17 Jun Colorado Sales Tax Compliance a Major Concern for Small Retailers
Colorado sales tax compliance is among the most challenging in the U.S. because of the existence of “home-rule” taxing jurisdictions. Home-rule taxing jurisdictions collect and enforce sales tax on their own outside the scope of the Colorado Department of Revenue. This makes it cumbersome and difficult for taxpayers trying to comply with local Colorado sales tax compliance requirements because doing so for each jurisdiction varies.
Under Colorado Senate Bill 6, which signed by the Governor Jared Polis on April 12, 2019, home-rule jurisdictions are encouraged, but not required to be included in the Colorado Department of Revenue’s one-stop portal for sales tax reporting and collection. Some representatives and officials from home-rule jurisdictions have expressed concern about the viability and effectiveness of a one-stop portal as well as having the ability and authority to audit taxpayer records. Retailers, consumers and politicians alike would all benefit from the simplicity the one-stop portal would provide, but until it has been developed all these parties have more questions than answers.
Colorado, like most U.S. states, operates on destination-based sales tax law. That means that the sales tax that should be added to any taxable transaction is determined by the destination of the shipment.
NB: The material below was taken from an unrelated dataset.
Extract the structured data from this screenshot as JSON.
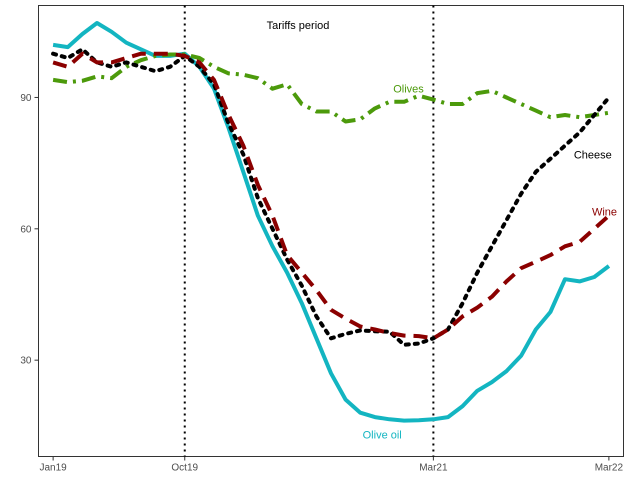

For retailers exclusively making sales from a fixed, physical location this is simple – it is the location of their brick and mortar storefront. For online retail sales, Colorado sales tax compliance is more complicated. In an online retail sale, this means that the retailer must determine the appropriate tax rate as well as the jurisdictions to which that sales tax revenue must be distributed.
A number of small business owners have admitted to struggling with how best to deal with Colorado sales tax compliance requirements at the local, home-rule level. Some have decided not to sell their products in to home-rule cities. That not only hurts the small business’ ability to grow, but also robs loyal customers located in these home-rule jurisdictions the opportunity to buy products they truly want. Other small business owners have decided intentionally not to comply with sales tax reporting duties in home-rule jurisdictions and instead to increase the amount set aside to settle future sales tax audits from these home-rule cities. Neither solution is ideal, but it is the choice facing a number of small businesses making online retail sales in Colorado. This will be the case until the one-stop portal for Colorado sales tax compliance is not only up and running, but also proves to the home-rule jurisdictions that it is a viable solution.